- Theatrical poster
- Directed by: Mark Medoff
- Screenplay by: Douglas Sloan
- Based on: "Children on Their Birthdays" by Truman Capote
- Produced by: William J. Immerman; Ginger T. Perkins;
- Starring: Sheryl Lee; Joe Pichler; Jesse Plemons; Tania Raymonde; Christopher McDonald; Tom Arnold; Phyllis Frelich;
- Cinematography: Steven Shaw
- Edited by: Sidney Levin
- Music by: J.D. Hinton Ross Vannelli
- Production companies: Crusader Entertainment Frantic Redhead Productions Salem Productions
- Distributed by: Artisan Entertainment
- Release dates: March 23, 2002 (WorldFest Houston); October 18, 2002 (United States);
- Running time: 102 minutes
- Country: United States
- Language: English
- Box office: $54,912

= Children on Their Birthdays =

Children on Their Birthdays is a 2002 American independent comedy drama film directed by Mark Medoff, and starring Sheryl Lee, Jesse Plemons, Joe Pichler, Tania Raymonde, Christopher McDonald, and Tom Arnold. The screenplay is adapted by Douglas Sloan from Truman Capote's 1948–1949 short story of the same title. This was the last film appearance by Pichler before his disappearance in 2006.
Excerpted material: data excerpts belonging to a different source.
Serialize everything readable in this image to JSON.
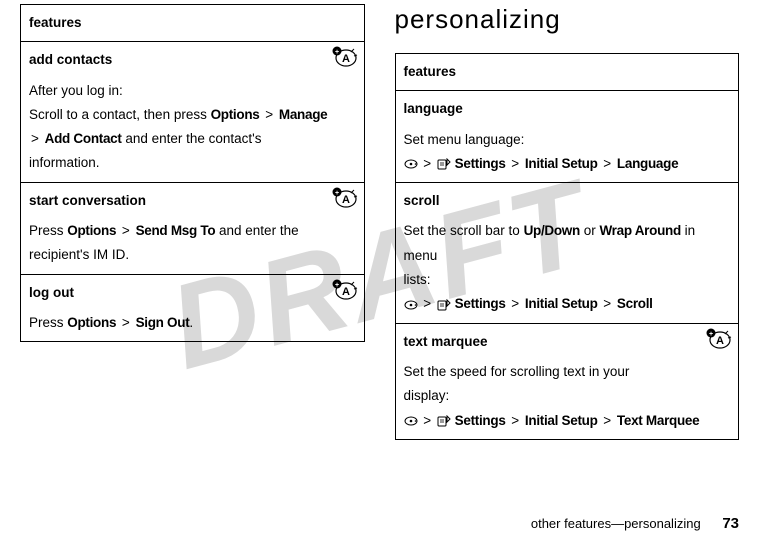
{
  "left": {
    "header": "features",
    "rows": [
      {
        "title": "add contacts",
        "icon": true,
        "lines": [
          {
            "plain": "After you log in:"
          },
          {
            "segments": [
              {
                "t": "Scroll to a contact, then press ",
                "k": "plain"
              },
              {
                "t": "Options",
                "k": "cond"
              },
              {
                "t": " > ",
                "k": "sep"
              },
              {
                "t": "Manage",
                "k": "cond"
              }
            ]
          },
          {
            "segments": [
              {
                "t": "> ",
                "k": "sep"
              },
              {
                "t": "Add Contact",
                "k": "cond"
              },
              {
                "t": " and enter the contact's information.",
                "k": "plain"
              }
            ]
          }
        ]
      },
      {
        "title": "start conversation",
        "icon": true,
        "lines": [
          {
            "segments": [
              {
                "t": "Press ",
                "k": "plain"
              },
              {
                "t": "Options",
                "k": "cond"
              },
              {
                "t": " > ",
                "k": "sep"
              },
              {
                "t": "Send Msg To",
                "k": "cond"
              },
              {
                "t": " and enter the ",
                "k": "plain"
              }
            ]
          },
          {
            "plain": "recipient's IM ID."
          }
        ]
      },
      {
        "title": "log out",
        "icon": true,
        "lines": [
          {
            "segments": [
              {
                "t": "Press ",
                "k": "plain"
              },
              {
                "t": "Options",
                "k": "cond"
              },
              {
                "t": " > ",
                "k": "sep"
              },
              {
                "t": "Sign Out",
                "k": "cond"
              },
              {
                "t": ".",
                "k": "plain"
              }
            ]
          }
        ]
      }
    ]
  },
  "right": {
    "section_title": "personalizing",
    "header": "features",
    "rows": [
      {
        "title": "language",
        "icon": false,
        "lines": [
          {
            "plain": "Set menu language:"
          },
          {
            "nav": true,
            "segments": [
              {
                "t": "Settings",
                "k": "cond"
              },
              {
                "t": " > ",
                "k": "sep"
              },
              {
                "t": "Initial Setup",
                "k": "cond"
              },
              {
                "t": " > ",
                "k": "sep"
              },
              {
                "t": "Language",
                "k": "cond"
              }
            ]
          }
        ]
      },
      {
        "title": "scroll",
        "icon": false,
        "lines": [
          {
            "segments": [
              {
                "t": "Set the scroll bar to ",
                "k": "plain"
              },
              {
                "t": "Up/Down",
                "k": "cond"
              },
              {
                "t": " or ",
                "k": "plain"
              },
              {
                "t": "Wrap Around",
                "k": "cond"
              },
              {
                "t": " in menu ",
                "k": "plain"
              }
            ]
          },
          {
            "plain": "lists:"
          },
          {
            "nav": true,
            "segments": [
              {
                "t": "Settings",
                "k": "cond"
              },
              {
                "t": " > ",
                "k": "sep"
              },
              {
                "t": "Initial Setup",
                "k": "cond"
              },
              {
                "t": " > ",
                "k": "sep"
              },
              {
                "t": "Scroll",
                "k": "cond"
              }
            ]
          }
        ]
      },
      {
        "title": "text marquee",
        "icon": true,
        "lines": [
          {
            "plain": "Set the speed for scrolling text in your"
          },
          {
            "plain": "display:"
          },
          {
            "nav": true,
            "segments": [
              {
                "t": "Settings",
                "k": "cond"
              },
              {
                "t": " > ",
                "k": "sep"
              },
              {
                "t": "Initial Setup",
                "k": "cond"
              },
              {
                "t": " > ",
                "k": "sep"
              },
              {
                "t": "Text Marquee",
                "k": "cond"
              }
            ]
          }
        ]
      }
    ]
  },
  "footer": {
    "text": "other features—personalizing",
    "page": "73"
  },
  "watermark": "DRAFT"
}
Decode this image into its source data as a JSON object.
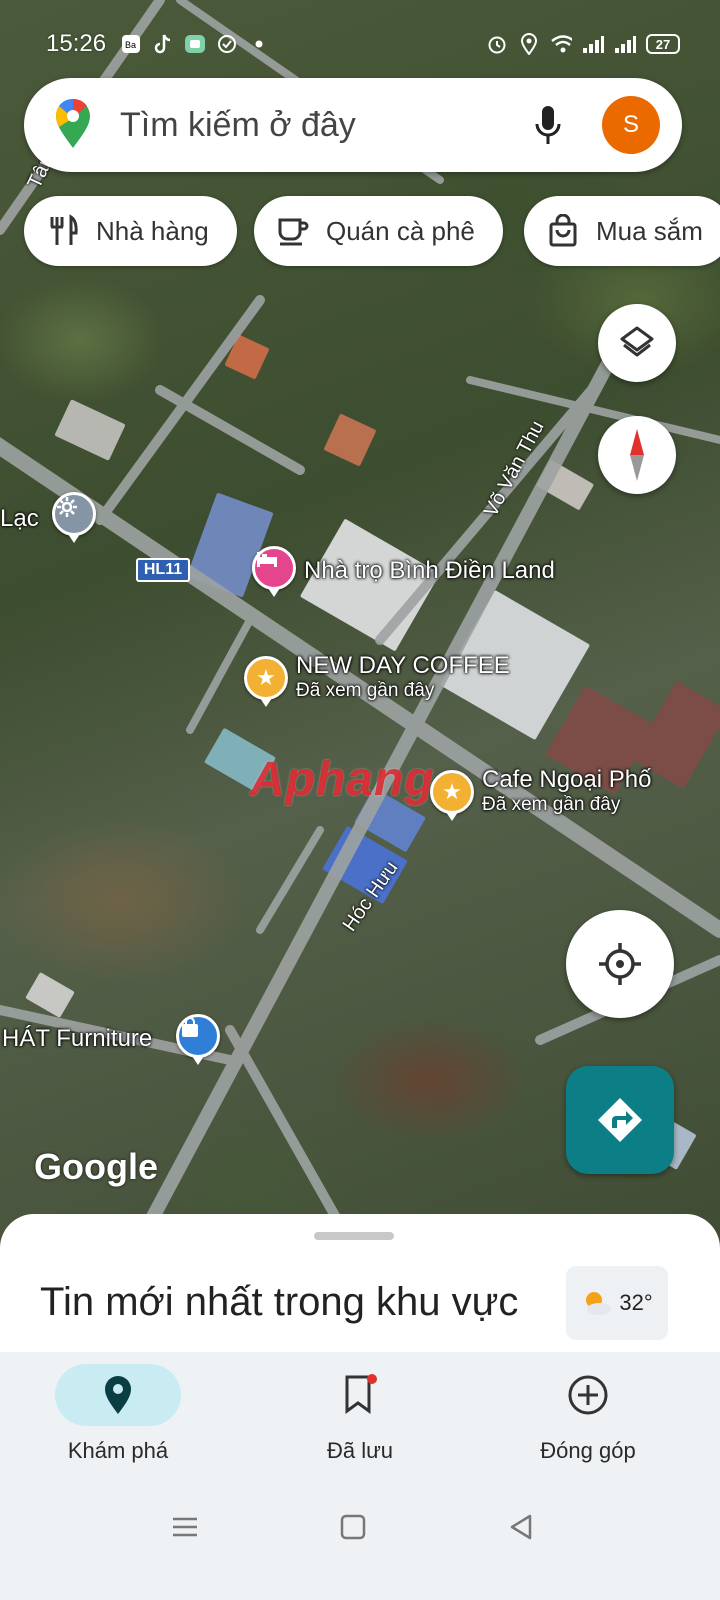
{
  "status_bar": {
    "time": "15:26",
    "battery": "27",
    "left_icons": [
      "messenger-icon",
      "tiktok-icon",
      "chat-app-icon",
      "vpn-icon",
      "dot-icon"
    ],
    "right_icons": [
      "alarm-icon",
      "location-icon",
      "wifi-icon",
      "signal-icon",
      "signal-icon"
    ]
  },
  "search": {
    "placeholder": "Tìm kiếm ở đây",
    "avatar_letter": "S",
    "avatar_color": "#ea6a00"
  },
  "chips": [
    {
      "label": "Nhà hàng",
      "icon": "restaurant-icon"
    },
    {
      "label": "Quán cà phê",
      "icon": "coffee-icon"
    },
    {
      "label": "Mua sắm",
      "icon": "shopping-bag-icon"
    }
  ],
  "map": {
    "type": "satellite",
    "road_labels": {
      "vo_van_thu": "Võ Văn Thu",
      "hoc_huu": "Hóc Hưu",
      "tan": "Tân"
    },
    "highway_badge": "HL11",
    "pois": {
      "lac": {
        "label": "Lạc",
        "icon": "gear-icon"
      },
      "nha_tro": {
        "label": "Nhà trọ Bình Điền Land",
        "icon": "bed-icon",
        "color": "#e5458c"
      },
      "new_day": {
        "label": "NEW DAY COFFEE",
        "sub": "Đã xem gần đây",
        "icon": "star-icon",
        "color": "#f2b132"
      },
      "cafe_ngoai_pho": {
        "label": "Cafe Ngoại Phố",
        "sub": "Đã xem gần đây",
        "icon": "star-icon",
        "color": "#f2b132"
      },
      "furniture": {
        "label": "HÁT Furniture",
        "icon": "shopping-bag-icon",
        "color": "#2f7fd8"
      }
    },
    "attribution": "Google",
    "watermark": "Aphang"
  },
  "map_controls": {
    "layers": "layers-icon",
    "compass": "compass-icon",
    "my_location": "my-location-icon",
    "directions": "directions-icon",
    "directions_color": "#0b7e86"
  },
  "sheet": {
    "title": "Tin mới nhất trong khu vực",
    "weather_temp": "32°",
    "weather_icon": "sun-cloud-icon"
  },
  "nav": {
    "items": [
      {
        "label": "Khám phá",
        "icon": "location-pin-icon",
        "active": true
      },
      {
        "label": "Đã lưu",
        "icon": "bookmark-icon",
        "active": false,
        "badge": true
      },
      {
        "label": "Đóng góp",
        "icon": "add-circle-icon",
        "active": false
      }
    ],
    "active_color": "#c8ecf2"
  }
}
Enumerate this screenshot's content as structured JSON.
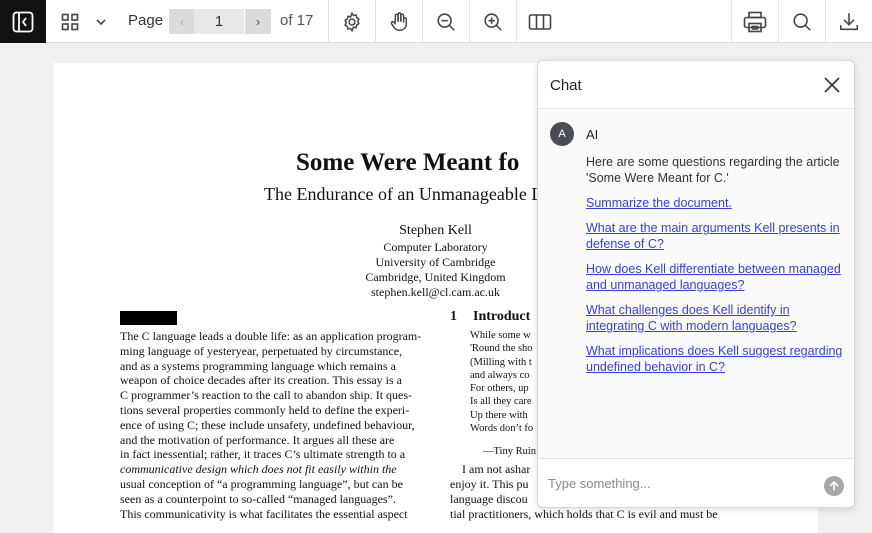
{
  "toolbar": {
    "page_label": "Page",
    "current_page": "1",
    "page_count_label": "of 17",
    "prev_arrow": "‹",
    "next_arrow": "›"
  },
  "document": {
    "title": "Some Were Meant fo",
    "subtitle": "The Endurance of an Unmanageable L",
    "author": "Stephen Kell",
    "affiliation": [
      "Computer Laboratory",
      "University of Cambridge",
      "Cambridge, United Kingdom",
      "stephen.kell@cl.cam.ac.uk"
    ],
    "abstract_lines": [
      "The C language leads a double life: as an application program-",
      "ming language of yesteryear, perpetuated by circumstance,",
      "and as a systems programming language which remains a",
      "weapon of choice decades after its creation. This essay is a",
      "C programmer’s reaction to the call to abandon ship. It ques-",
      "tions several properties commonly held to define the experi-",
      "ence of using C; these include unsafety, undefined behaviour,",
      "and the motivation of performance. It argues all these are",
      "in fact inessential; rather, it traces C’s ultimate strength to a",
      "communicative design which does not fit easily within the",
      "usual conception of “a programming language”, but can be",
      "seen as a counterpoint to so-called “managed languages”.",
      "This communicativity is what facilitates the essential aspect"
    ],
    "section_number": "1",
    "section_title": "Introduct",
    "poem_lines": [
      "While some w",
      "'Round the sho",
      "(Milling with t",
      "and always co",
      "For others, up",
      "Is all they care",
      "Up there with",
      "Words don’t fo"
    ],
    "poem_attribution": "—Tiny Ruin",
    "body_lines": [
      "I am not ashar",
      "enjoy it. This pu",
      "language discou",
      "tial practitioners, which holds that C is evil and must be"
    ]
  },
  "chat": {
    "title": "Chat",
    "avatar_initial": "A",
    "sender": "AI",
    "intro": "Here are some questions regarding the article 'Some Were Meant for C.'",
    "questions": [
      "Summarize the document.",
      "What are the main arguments Kell presents in defense of C?",
      "How does Kell differentiate between managed and unmanaged languages?",
      "What challenges does Kell identify in integrating C with modern languages?",
      "What implications does Kell suggest regarding undefined behavior in C?"
    ],
    "input_placeholder": "Type something..."
  },
  "colors": {
    "sidebar_toggle_bg": "#111111",
    "link": "#3b3fd6",
    "avatar_bg": "#4a4d55"
  }
}
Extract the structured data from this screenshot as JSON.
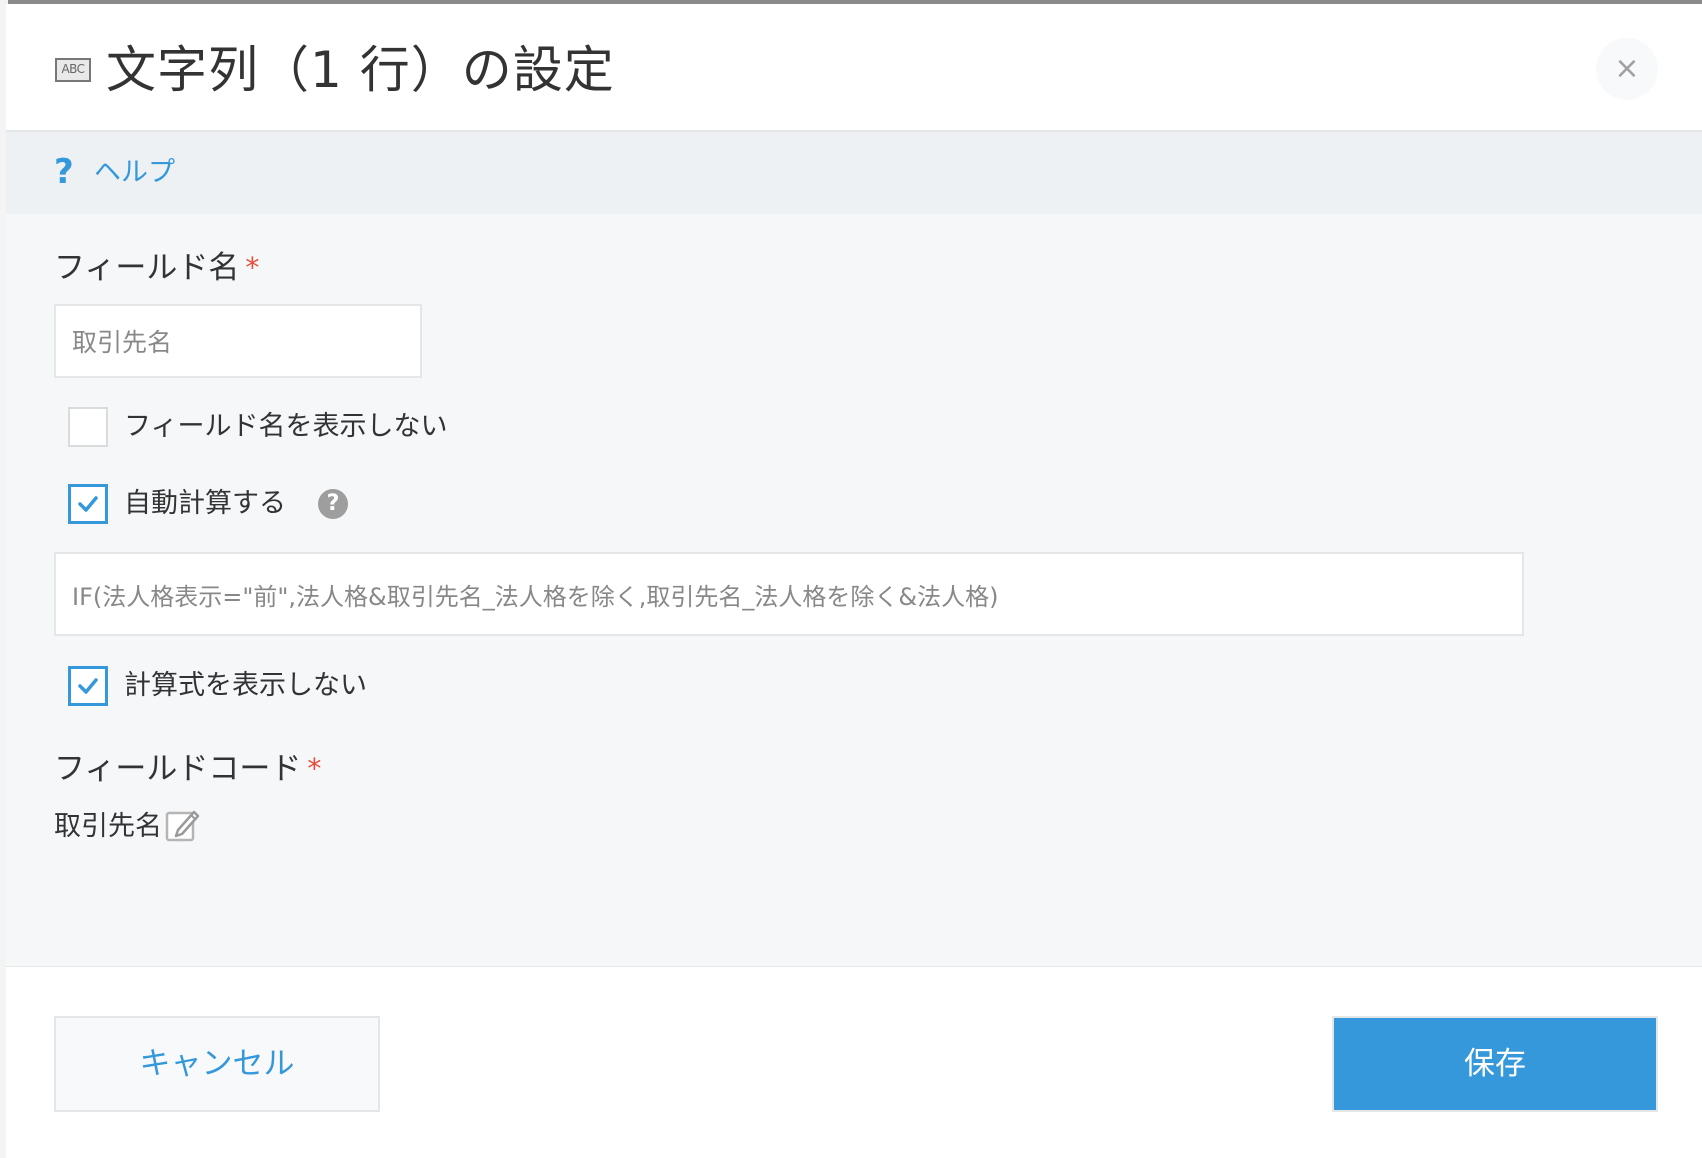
{
  "dialog": {
    "title": "文字列（1 行）の設定",
    "type_icon_text": "ABC",
    "close_label": "×"
  },
  "help": {
    "icon_text": "?",
    "link_label": "ヘルプ"
  },
  "field_name": {
    "label": "フィールド名",
    "required_mark": "*",
    "value": "取引先名"
  },
  "options": {
    "hide_field_name": {
      "label": "フィールド名を表示しない",
      "checked": false
    },
    "auto_calc": {
      "label": "自動計算する",
      "checked": true,
      "help_icon_text": "?"
    },
    "formula": {
      "value": "IF(法人格表示=\"前\",法人格&取引先名_法人格を除く,取引先名_法人格を除く&法人格)"
    },
    "hide_formula": {
      "label": "計算式を表示しない",
      "checked": true
    }
  },
  "field_code": {
    "label": "フィールドコード",
    "required_mark": "*",
    "value": "取引先名"
  },
  "footer": {
    "cancel_label": "キャンセル",
    "save_label": "保存"
  },
  "colors": {
    "accent": "#3498db",
    "required": "#e74c3c",
    "text": "#333333",
    "panel": "#f5f7f9"
  }
}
The film premiered at WorldFest Houston on March 23, 2002, and was given a limited theatrical release on October 18, 2002.

==Plot==
In the summer of 1947, thirteen-year-old Lily Jane Bobbit has moved with her mute mother to small-town Medda, Alabama, next door to Billy Bob Murphy. Billy Bob develops a crush on Lily Jane, who is a self-possessed Southern belle. Preacher, Billy Bob's rowdy best friend, also takes a liking to Lily Jane, complicating the two boys' friendship. Meanwhile, Billy Bob has a hard time accepting the budding romance between Elinore, his war-widowed mother, and local mechanic Speedy Thorne, whom he and Preacher do odd jobs for.

The town is shaken up by the arrival of Lionel Quince, a con man. When the Quinces announce they are staging a talent contest, Lily Jane, who dreams of being an actress, enters the competition. When the grifters make off with the entry fees, it is up to Billy Bob and Preacher to catch up to the crooks.

==Cast==
- Sheryl Lee as Elinore Murphy
- Jesse Plemons as Preacher Star
- Joe Pichler as Billy Bob Murphy
- Tania Raymonde as Lily Jane Bobbit
- Christopher McDonald as Speedy Thorne
- Tom Arnold as Lionel Quince
- Phyllis Frelich as Mrs. Bobbit
- Brazha L. Brewer as Rosalba Cat
- Marilyn Dodds Frank as Mrs. Quince

==Production==
Seventy five per cent of the film was shot in Aurora at 506 W. Downer, the historic home built in 1867 by Nelson and Harriett (Hawley) Janes and at 65 S. View. The remnants of the tree house are still there. The premier was shown at the historic Paramount Theater, the same theater where Johnny Depp was filmed in Public Enemy., Lemont and Chicago, Illinois.

==Critical reception==
Joe Leydon of Variety gave the film a positive review, calling it an "unassuming, charming period piece". He added, "Medoff gets fine work from his actors — note Tom Arnold's amusing oiliness as a grandiloquent con man — and transcends obvious budgetary restraints to enhance pic with evocative period flavor and detail." Conversely, TV Guide said, "Because director Mark Medoff and screenwriter Douglas Sloan never quite get under the skin of Capote's quirky characters, especially the precocious Lily Jane, what should be a magically nostalgic tale seen through the eyes of a star-struck, small-town boy instead feels arch and brittle."

At WorldFest Houston, Children on Their Birthdays won the Platinum Award for Independent Theatrical Feature Films - Family/Children.